Henry Cicada's Extraordinary Elktonium Escapade by David TeagueIf you have children in elementary or middle school, especially those who are aspiring writers, we have a program that you don’t want to miss. Join us at the Elkton Central Library on February 25th at 4:00 p.m. to meet local author David Teague.

David Teague is the author of several children’s and middle grade books. After finding a niche in storytelling with his kids at bedtime, David began his career by writing picture books. David’s first book, Franklin’s Big Dreams, features a boy named Franklin who cannot sleep. Why, you ask? Because night after night, a construction crew enters his bedroom and starts building railroads, canals, and runways. In an interview about his book, David admits that his idea stemmed from a recurring dream he had as a child. While attempting to fall asleep, David often heard the rumbling of the trains from his bedroom. However, while David’s dreams never led him to the end of the tracks, he wanted to give Franklin the chance to investigate the mystery and follow the path out of his bedroom.

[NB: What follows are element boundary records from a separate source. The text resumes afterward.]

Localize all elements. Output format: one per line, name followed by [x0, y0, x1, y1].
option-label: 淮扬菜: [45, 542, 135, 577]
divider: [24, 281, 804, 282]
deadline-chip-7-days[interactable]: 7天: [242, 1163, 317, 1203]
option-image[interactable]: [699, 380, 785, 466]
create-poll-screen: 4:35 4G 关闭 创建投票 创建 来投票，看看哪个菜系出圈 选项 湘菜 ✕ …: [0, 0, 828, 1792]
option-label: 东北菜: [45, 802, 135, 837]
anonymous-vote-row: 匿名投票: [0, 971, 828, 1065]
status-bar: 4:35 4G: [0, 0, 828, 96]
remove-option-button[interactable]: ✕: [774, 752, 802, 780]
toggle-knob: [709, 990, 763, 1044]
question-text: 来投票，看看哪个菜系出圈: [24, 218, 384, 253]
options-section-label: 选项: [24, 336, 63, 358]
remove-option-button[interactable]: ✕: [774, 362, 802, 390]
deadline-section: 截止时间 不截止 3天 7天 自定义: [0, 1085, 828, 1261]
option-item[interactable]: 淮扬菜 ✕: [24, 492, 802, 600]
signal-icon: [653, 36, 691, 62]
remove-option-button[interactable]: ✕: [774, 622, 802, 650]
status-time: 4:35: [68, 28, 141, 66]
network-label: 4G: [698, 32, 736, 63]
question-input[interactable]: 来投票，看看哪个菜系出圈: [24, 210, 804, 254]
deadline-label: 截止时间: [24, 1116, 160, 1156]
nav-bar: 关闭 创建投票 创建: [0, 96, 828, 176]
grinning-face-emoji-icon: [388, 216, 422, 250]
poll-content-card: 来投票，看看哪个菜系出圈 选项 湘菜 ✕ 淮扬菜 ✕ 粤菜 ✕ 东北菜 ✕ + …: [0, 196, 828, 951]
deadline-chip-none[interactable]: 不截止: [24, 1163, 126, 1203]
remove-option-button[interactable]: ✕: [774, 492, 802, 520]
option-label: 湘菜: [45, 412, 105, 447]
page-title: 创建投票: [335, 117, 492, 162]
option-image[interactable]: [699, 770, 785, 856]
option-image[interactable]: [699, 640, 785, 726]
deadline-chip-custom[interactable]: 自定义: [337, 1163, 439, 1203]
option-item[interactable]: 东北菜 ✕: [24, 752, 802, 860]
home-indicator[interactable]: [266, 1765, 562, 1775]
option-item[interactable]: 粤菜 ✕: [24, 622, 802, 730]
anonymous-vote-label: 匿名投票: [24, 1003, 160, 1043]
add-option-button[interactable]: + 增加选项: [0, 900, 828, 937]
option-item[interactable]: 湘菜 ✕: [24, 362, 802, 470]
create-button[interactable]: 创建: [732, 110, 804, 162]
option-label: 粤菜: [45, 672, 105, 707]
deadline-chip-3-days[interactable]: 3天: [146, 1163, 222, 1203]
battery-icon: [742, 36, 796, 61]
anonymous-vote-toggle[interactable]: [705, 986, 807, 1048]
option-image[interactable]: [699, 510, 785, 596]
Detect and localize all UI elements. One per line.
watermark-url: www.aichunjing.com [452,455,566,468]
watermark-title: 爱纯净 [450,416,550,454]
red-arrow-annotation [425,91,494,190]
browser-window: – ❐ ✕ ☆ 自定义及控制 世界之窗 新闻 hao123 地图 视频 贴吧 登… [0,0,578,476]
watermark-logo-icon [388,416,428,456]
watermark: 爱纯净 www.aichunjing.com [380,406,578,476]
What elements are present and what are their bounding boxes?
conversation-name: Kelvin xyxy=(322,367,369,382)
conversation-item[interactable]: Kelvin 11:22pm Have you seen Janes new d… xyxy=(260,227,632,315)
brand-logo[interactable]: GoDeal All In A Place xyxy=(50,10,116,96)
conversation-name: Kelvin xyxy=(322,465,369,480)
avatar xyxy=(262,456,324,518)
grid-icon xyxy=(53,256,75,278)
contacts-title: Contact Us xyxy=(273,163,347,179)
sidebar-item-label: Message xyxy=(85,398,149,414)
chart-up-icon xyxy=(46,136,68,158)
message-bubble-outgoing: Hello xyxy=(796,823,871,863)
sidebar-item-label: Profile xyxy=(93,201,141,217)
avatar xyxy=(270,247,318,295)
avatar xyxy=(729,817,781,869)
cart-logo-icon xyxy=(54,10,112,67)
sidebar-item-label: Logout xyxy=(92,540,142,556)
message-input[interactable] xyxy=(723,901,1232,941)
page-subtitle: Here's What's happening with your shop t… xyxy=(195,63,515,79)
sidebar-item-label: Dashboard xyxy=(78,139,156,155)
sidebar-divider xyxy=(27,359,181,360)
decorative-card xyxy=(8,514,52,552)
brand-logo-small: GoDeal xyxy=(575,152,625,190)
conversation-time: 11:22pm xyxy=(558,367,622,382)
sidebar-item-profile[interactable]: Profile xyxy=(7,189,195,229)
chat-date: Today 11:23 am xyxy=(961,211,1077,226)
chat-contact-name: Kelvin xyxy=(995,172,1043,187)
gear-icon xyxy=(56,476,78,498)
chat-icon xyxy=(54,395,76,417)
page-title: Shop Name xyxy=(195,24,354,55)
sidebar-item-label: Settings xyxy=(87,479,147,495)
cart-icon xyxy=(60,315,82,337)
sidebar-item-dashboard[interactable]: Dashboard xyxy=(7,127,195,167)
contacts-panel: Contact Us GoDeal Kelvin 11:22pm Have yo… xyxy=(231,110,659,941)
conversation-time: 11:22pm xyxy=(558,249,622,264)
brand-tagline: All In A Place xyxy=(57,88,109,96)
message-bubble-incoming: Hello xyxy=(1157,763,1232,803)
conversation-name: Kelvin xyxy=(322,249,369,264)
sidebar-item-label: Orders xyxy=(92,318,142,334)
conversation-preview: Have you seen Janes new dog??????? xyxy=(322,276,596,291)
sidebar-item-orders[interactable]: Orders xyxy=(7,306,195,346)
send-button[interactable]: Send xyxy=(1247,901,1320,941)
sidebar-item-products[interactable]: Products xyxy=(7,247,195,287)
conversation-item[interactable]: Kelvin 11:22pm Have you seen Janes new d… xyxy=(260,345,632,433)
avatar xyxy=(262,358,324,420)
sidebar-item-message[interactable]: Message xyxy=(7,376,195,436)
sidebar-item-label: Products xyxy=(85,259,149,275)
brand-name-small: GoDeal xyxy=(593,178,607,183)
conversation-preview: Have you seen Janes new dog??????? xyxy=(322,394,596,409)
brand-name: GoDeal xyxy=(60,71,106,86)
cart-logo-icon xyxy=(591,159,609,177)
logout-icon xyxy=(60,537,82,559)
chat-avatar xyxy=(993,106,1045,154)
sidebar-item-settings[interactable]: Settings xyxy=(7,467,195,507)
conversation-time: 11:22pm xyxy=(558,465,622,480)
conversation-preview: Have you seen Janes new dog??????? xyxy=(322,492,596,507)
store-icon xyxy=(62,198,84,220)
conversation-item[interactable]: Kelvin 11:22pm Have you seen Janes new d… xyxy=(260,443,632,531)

After the success of his first book, David published a second picture book, The Red Hat. He then decided to collaborate with his wife, Marisa de los Santos, on his next two novels. Marisa is the author of several adult books including Belong to Me and The Precious One. What happens when you mix together an adult novelist and a picture book writer? You get middle grade books. David and Marisa’s first collaborative effort was Saving Lucas Biggs, which features a mix of historical fiction and time travel. The novel received critical acclaim and is a Texas Bluebonnet Award nominee for 2015-2016. The couple then paired on Connect the Stars, which was published in September of 2015. When asked about how this collaboration works, David and Marisa note that planning is key. For Saving Lucas Biggs, for example, David wrote the chapters told from the perspective of a 13-year-old boy, and Marisa wrote the chapters told by a 13-year-old girl. This partnership succeeded in producing two books for middle grade readers that are heartwarming, beautifully written, and feature quirky characters that cannot help but make readers laugh.

On January 19th, 2016, just in time for his visit to our library, David Teague released his newest novel, Henry Cicada’s Extraordinary Elktonium Escapade. This is David’s first solo middle grade book, and it has already received 4.2 out of 5 stars on Goodreads from readers of advanced copies. Henry Cicada is a wacky adventure novel that features a tween, Henry, whose mother invented a luminescent green metal called Elktonium. After a run-in with this metal, Henry discovers a telepathic connection to a girl named Lulu. While this sounds exciting enough on its own, Henry soon learns that Lulu is in trouble, and Henry is the only one who can help her.

By the way, did you notice anything about David’s title? The curious metal, Elktonium, is named after our very own town of Elkton! David spent time in Elkton as a child and references our great town in his newest book.

Want to know more about David? He currently lives in Wilmington, DE with his wife, Marisa, his two teens, Charles and Annabel, and their two Yorkies, Huxley and Finn. David plays the violin, loves The Dark is Rising by Susan Cooper, and teaches literature at the University of Delaware.